A pendulum consists of a massless rigid rod with a mass at one end. The other end is pivoted on a frictionless pivot so that it can turn through a complete circle. The pendulum is inverted, so the mass is directly above the pivot point, and then released. The speed of the mass as it passes through the lowest point is 6.0 m/s. If the pendulum undergoes small amplitude oscillations at the bottom of the arc, what will be the frequency of the oscillations?

9 answers

Not knowing the center of gravity, lets look at energy.

Assume the distance from the piviot point to the center of mass is r.

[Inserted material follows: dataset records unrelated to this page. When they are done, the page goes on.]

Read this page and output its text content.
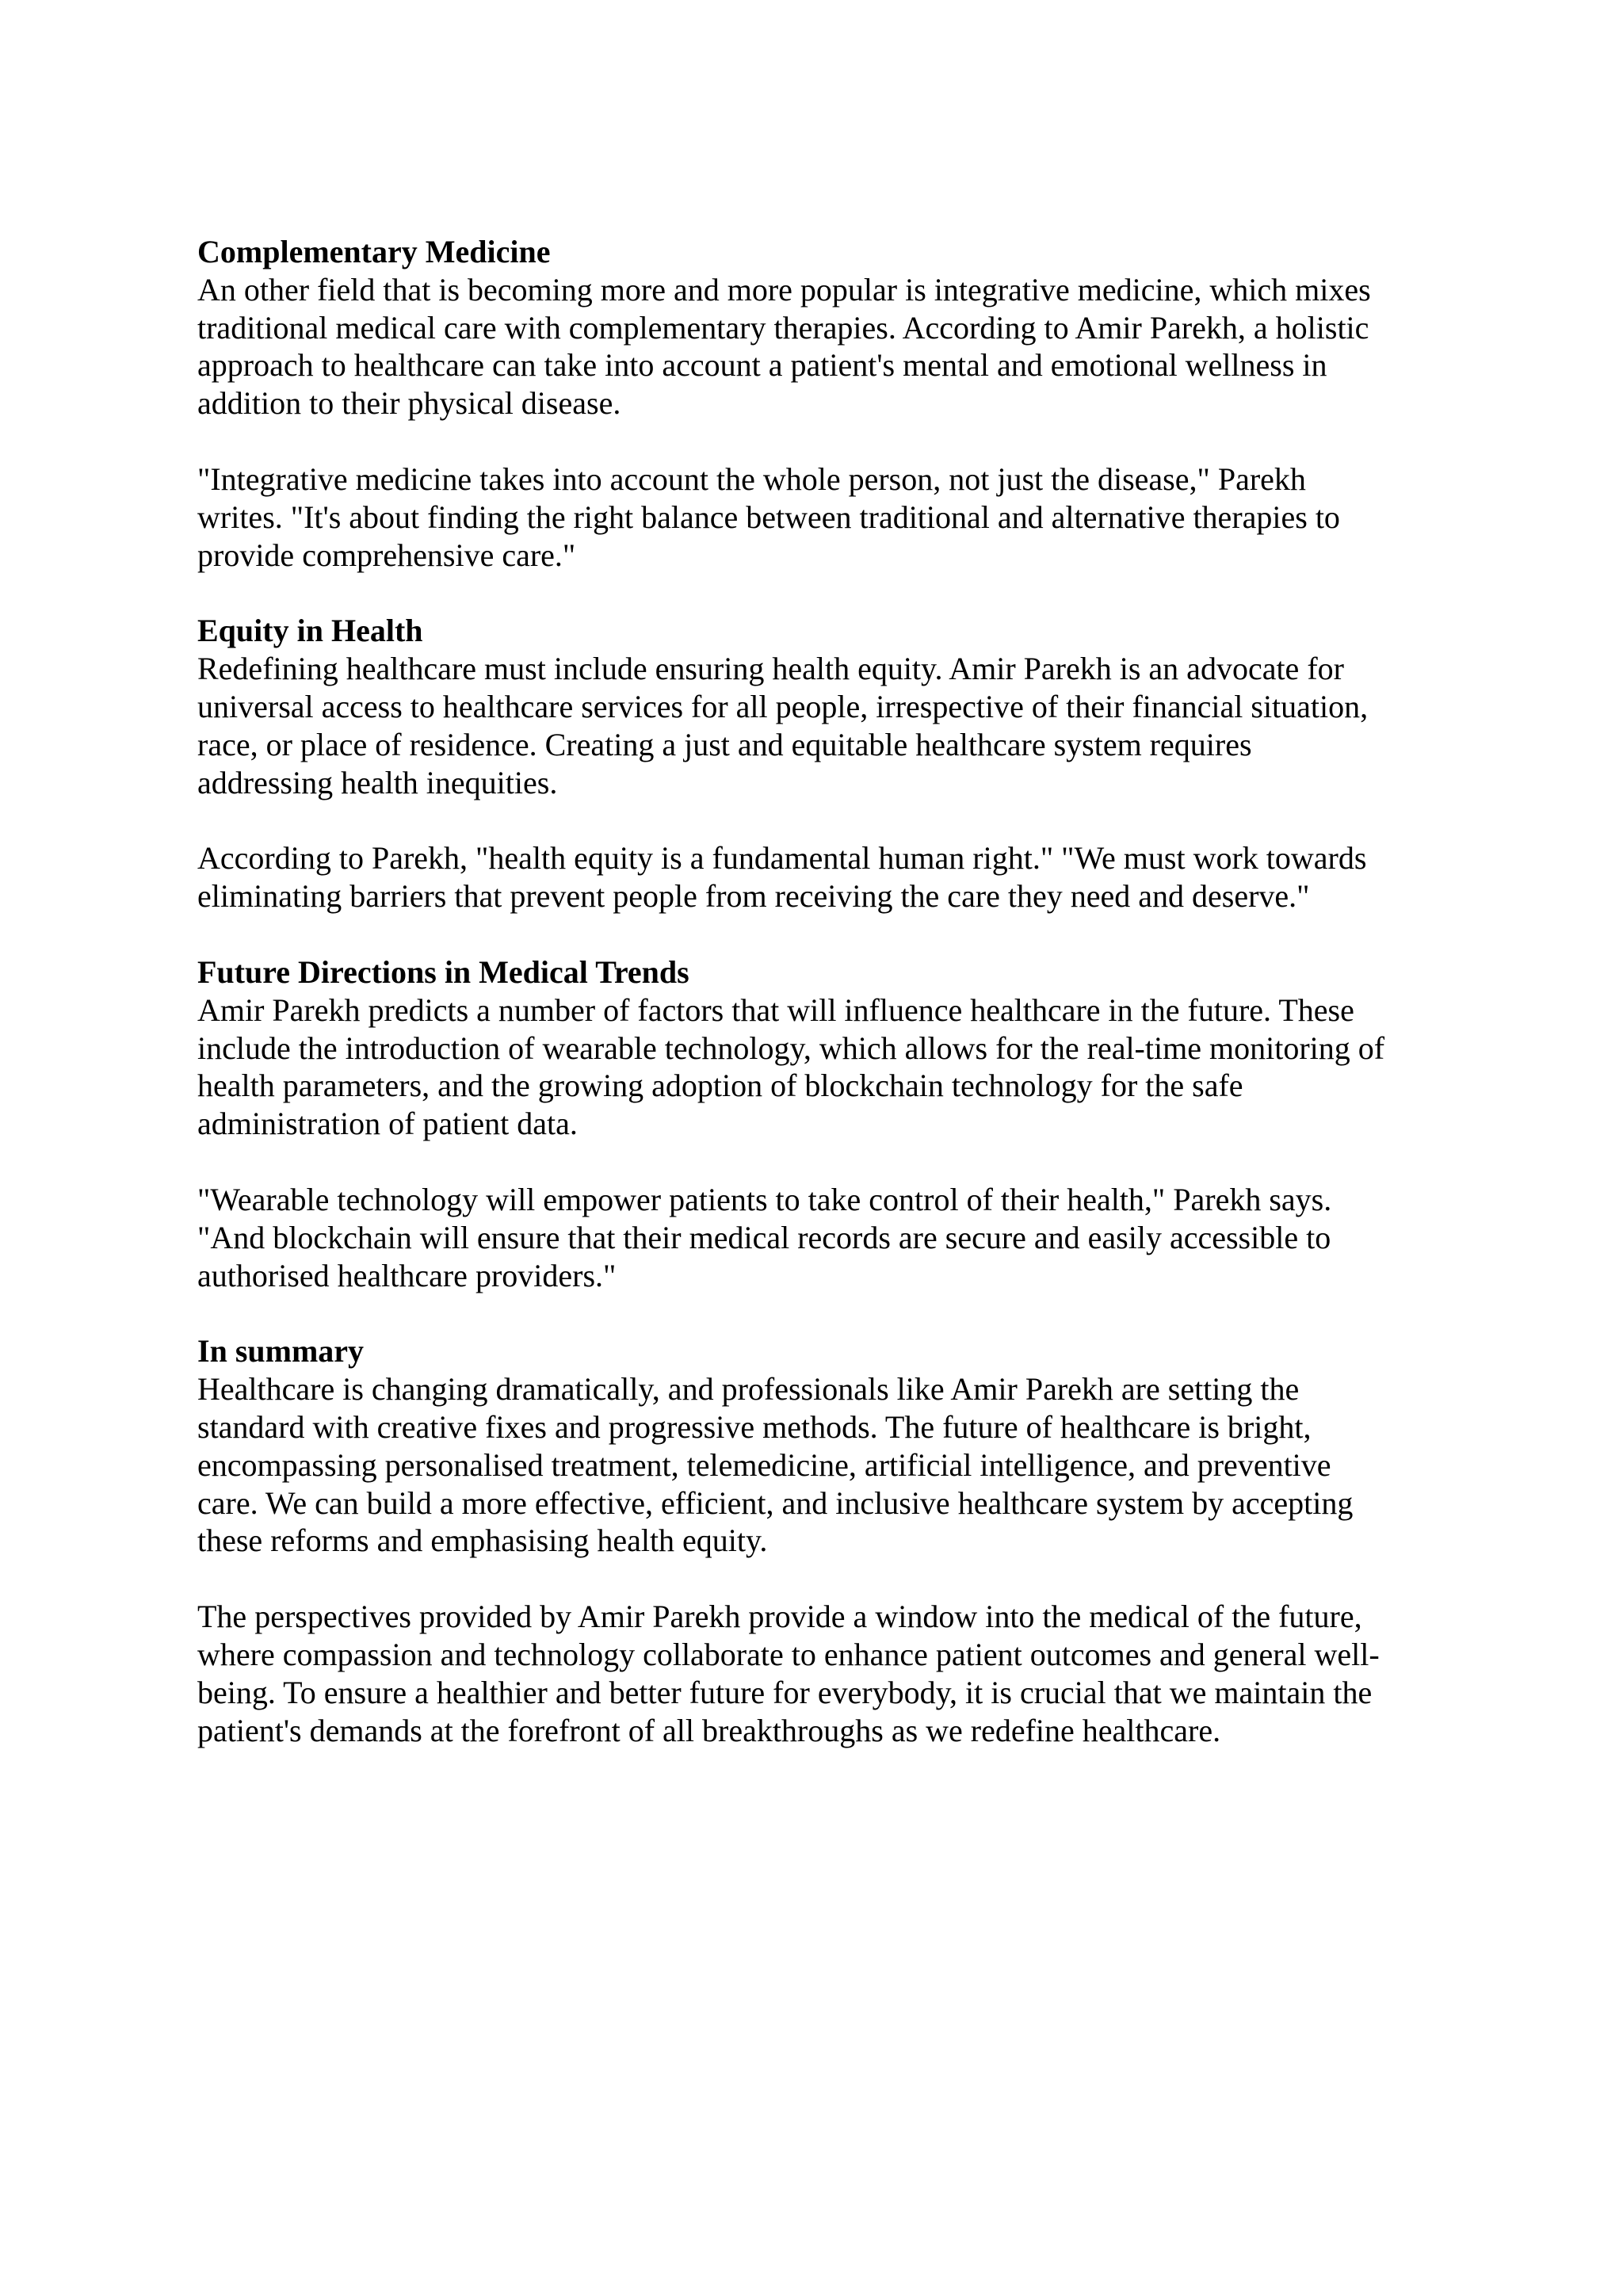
Complementary Medicine
An other field that is becoming more and more popular is integrative medicine, which mixes
traditional medical care with complementary therapies. According to Amir Parekh, a holistic
approach to healthcare can take into account a patient's mental and emotional wellness in
addition to their physical disease.
"Integrative medicine takes into account the whole person, not just the disease," Parekh
writes. "It's about finding the right balance between traditional and alternative therapies to
provide comprehensive care."
Equity in Health
Redefining healthcare must include ensuring health equity. Amir Parekh is an advocate for
universal access to healthcare services for all people, irrespective of their financial situation,
race, or place of residence. Creating a just and equitable healthcare system requires
addressing health inequities.
According to Parekh, "health equity is a fundamental human right." "We must work towards
eliminating barriers that prevent people from receiving the care they need and deserve."
Future Directions in Medical Trends
Amir Parekh predicts a number of factors that will influence healthcare in the future. These
include the introduction of wearable technology, which allows for the real-time monitoring of
health parameters, and the growing adoption of blockchain technology for the safe
administration of patient data.
"Wearable technology will empower patients to take control of their health," Parekh says.
"And blockchain will ensure that their medical records are secure and easily accessible to
authorised healthcare providers."
In summary
Healthcare is changing dramatically, and professionals like Amir Parekh are setting the
standard with creative fixes and progressive methods. The future of healthcare is bright,
encompassing personalised treatment, telemedicine, artificial intelligence, and preventive
care. We can build a more effective, efficient, and inclusive healthcare system by accepting
these reforms and emphasising health equity.
The perspectives provided by Amir Parekh provide a window into the medical of the future,
where compassion and technology collaborate to enhance patient outcomes and general well-
being. To ensure a healthier and better future for everybody, it is crucial that we maintain the
patient's demands at the forefront of all breakthroughs as we redefine healthcare.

Then the distance the mass fell is 2r, and the PE lost is 2rmg.the KE at the bottom is 1/2 m v^2, and they are equal

1/2 m v^2=2rmg
r= 1/4 v^2/g

so, period of pendulum= 2PI sqrt(r/g)
and frequncey is 1/Period
Is the formula r = (1/4)(v^2/g)? or (1/4 v^2)/g ?
period= 2PI sqrt (1/4 v^2/g^2)=2PI v/2g=PI v/g

frequency= 1/period= g/(PIv)

check that.
I am just confused on the way some of these are written out like in the period equation you just gave, is pi multiplied by v and then divided by g or is the whole quantity given by v/g multiplied by pi?
period= 2PI * sqrt(v/g)
So the first formula period=2pi*sqrt(r/g) is incorrect? I am just confused I am sorry
sorry about that, it is r/g, I am trying to clear this board too quickly.
So is the formula for r: r = (1/4)(v^2/g)? or (1/4 v^2)/g ? sorry I am asking so much
There is no difference.

a/b * c/d= ac/bd= ac/b * 1/d
1/4 v^2/g= 1/4 v^2/g= 1/(4g) * v^2